Timothy Bryce
Active Member
This is a topic of interest of mine for a variety of reasons. Especially in my line of work, life and observations of the lives of various, if not all, people I've encountered in my life, mental illness and health seems to be a prominent, if not latent, issue. There's a lot of open ended questions I seem to have.
My first response to the issue is to identify it as a cultural/societal construct where a society decides to categorize and treat various types of personalities, dispositions and disorders so that it isn't disrupted by the individual and that the individual benefits in having said illness/disorder treated or cured. This raises a talking point in which I'm forced to consider whether these relatively artificial labels being applied to people is necessarily for this supposed greater good.
I'm also concerned with the apparent impact that a doctor or psychiatrist's diagnosis of a person's individual mental circumstances falling under a general term has on that individual's "mental health" in general. Whether labelling someone with "depression" may be a counterproductive measure which holds the potential to discourage someone from addressing the material circumstances that have caused a persistent low mood and assume that their mood is in the hands of circumstances that are completely out of their control. Big pharmaceutical plays a role in this concern as each diagnosable mental issue seems to have a medication available to treat it in addition to availability of psychological treatment; all of a sudden the concept takes on the character of a working industry.
All of this raises questions about maintaining a status quo that is threatened by an inclusiveness of people with temperaments, dispositions and psychological makeups that are alternative to this. I recall having a conversation with a New Age type who cited ancient and not so ancient civilizations who actually privileged various types of people who, in today's western culture, would be considered to be insane or suffering from a mental condition.
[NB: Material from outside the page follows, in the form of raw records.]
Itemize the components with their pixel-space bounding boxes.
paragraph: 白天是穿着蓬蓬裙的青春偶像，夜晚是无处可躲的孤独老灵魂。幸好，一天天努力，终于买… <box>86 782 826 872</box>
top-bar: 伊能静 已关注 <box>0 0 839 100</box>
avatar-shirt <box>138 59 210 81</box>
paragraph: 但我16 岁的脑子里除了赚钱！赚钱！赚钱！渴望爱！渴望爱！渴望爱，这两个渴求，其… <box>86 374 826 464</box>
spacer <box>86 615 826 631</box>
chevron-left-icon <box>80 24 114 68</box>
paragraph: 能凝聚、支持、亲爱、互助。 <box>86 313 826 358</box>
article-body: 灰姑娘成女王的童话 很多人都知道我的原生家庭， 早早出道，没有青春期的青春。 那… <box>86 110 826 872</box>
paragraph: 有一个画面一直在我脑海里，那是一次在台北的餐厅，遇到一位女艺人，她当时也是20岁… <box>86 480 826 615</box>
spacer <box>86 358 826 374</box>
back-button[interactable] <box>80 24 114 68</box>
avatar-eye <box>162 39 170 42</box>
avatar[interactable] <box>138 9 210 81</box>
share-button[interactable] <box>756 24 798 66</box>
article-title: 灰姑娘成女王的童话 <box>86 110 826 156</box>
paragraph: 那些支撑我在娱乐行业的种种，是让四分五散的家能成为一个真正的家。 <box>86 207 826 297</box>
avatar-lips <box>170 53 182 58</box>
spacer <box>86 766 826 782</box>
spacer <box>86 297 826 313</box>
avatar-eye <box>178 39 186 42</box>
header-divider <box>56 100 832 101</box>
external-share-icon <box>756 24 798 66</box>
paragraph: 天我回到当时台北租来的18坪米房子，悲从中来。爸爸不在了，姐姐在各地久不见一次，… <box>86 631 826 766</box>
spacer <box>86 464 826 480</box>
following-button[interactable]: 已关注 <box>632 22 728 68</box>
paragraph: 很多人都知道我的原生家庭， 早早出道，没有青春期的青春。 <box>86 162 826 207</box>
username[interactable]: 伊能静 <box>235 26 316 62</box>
I've heard and entertained the suggestion that people with schizophrenia were actually considered to be naturally gifted shamans with an ability to access the mystical and divine.
My sister is a psychologist and deals with people locked away in asylums and we discuss whether these people - if they were of a different time and place - might have been celebrated in ways that most of our culture only knows how to apply to celebrities, sports figures and politicians.
Does anyone have any insight or able to share any experiences opinions on the way western culture perceives mental "deviances" for the lack of a better expression?
EDIT: I also recall having a conversation with a former housemate about certain celebrity lifestyles in modern western culture (at the time we refered exclusively to "troubled rockstars") and my housemate suggested that many of the icons who experienced recreational substance use and a spectrum of mental dispositions were actually our version of a venerated class of people - "Our shamans". The 27 club was brought up and we were left wondering whether many of the early ends to these lives was a necessary aspect of their role - to eventually end up with a form of total self sacrifice for the benefit of the greater good - "the legendary sacrificial lamb remixing christ's greatest hit". Wild stuff I thought.
My first response to the issue is to identify it as a cultural/societal construct where a society decides to categorize and treat various types of personalities, dispositions and disorders so that it isn't disrupted by the individual and that the individual benefits in having said illness/disorder treated or cured. This raises a talking point in which I'm forced to consider whether these relatively artificial labels being applied to people is necessarily for this supposed greater good.
I'm also concerned with the apparent impact that a doctor or psychiatrist's diagnosis of a person's individual mental circumstances falling under a general term has on that individual's "mental health" in general. Whether labelling someone with "depression" may be a counterproductive measure which holds the potential to discourage someone from addressing the material circumstances that have caused a persistent low mood and assume that their mood is in the hands of circumstances that are completely out of their control. Big pharmaceutical plays a role in this concern as each diagnosable mental issue seems to have a medication available to treat it in addition to availability of psychological treatment; all of a sudden the concept takes on the character of a working industry.
All of this raises questions about maintaining a status quo that is threatened by an inclusiveness of people with temperaments, dispositions and psychological makeups that are alternative to this. I recall having a conversation with a New Age type who cited ancient and not so ancient civilizations who actually privileged various types of people who, in today's western culture, would be considered to be insane or suffering from a mental condition. I've heard and entertained the suggestion that people with schizophrenia were actually considered to be naturally gifted shamans with an ability to access the mystical and divine.
My sister is a psychologist and deals with people locked away in asylums and we discuss whether these people - if they were of a different time and place - might have been celebrated in ways that most of our culture only knows how to apply to celebrities, sports figures and politicians.
Does anyone have any insight or able to share any experiences opinions on the way western culture perceives mental "deviances" for the lack of a better expression?
EDIT: I also recall having a conversation with a former housemate about certain celebrity lifestyles in modern western culture (at the time we refered exclusively to "troubled rockstars") and my housemate suggested that many of the icons who experienced recreational substance use and a spectrum of mental dispositions were actually our version of a venerated class of people - "Our shamans". The 27 club was brought up and we were left wondering whether many of the early ends to these lives was a necessary aspect of their role - to eventually end up with a form of total self sacrifice for the benefit of the greater good - "the legendary sacrificial lamb remixing christ's greatest hit". Wild stuff I thought.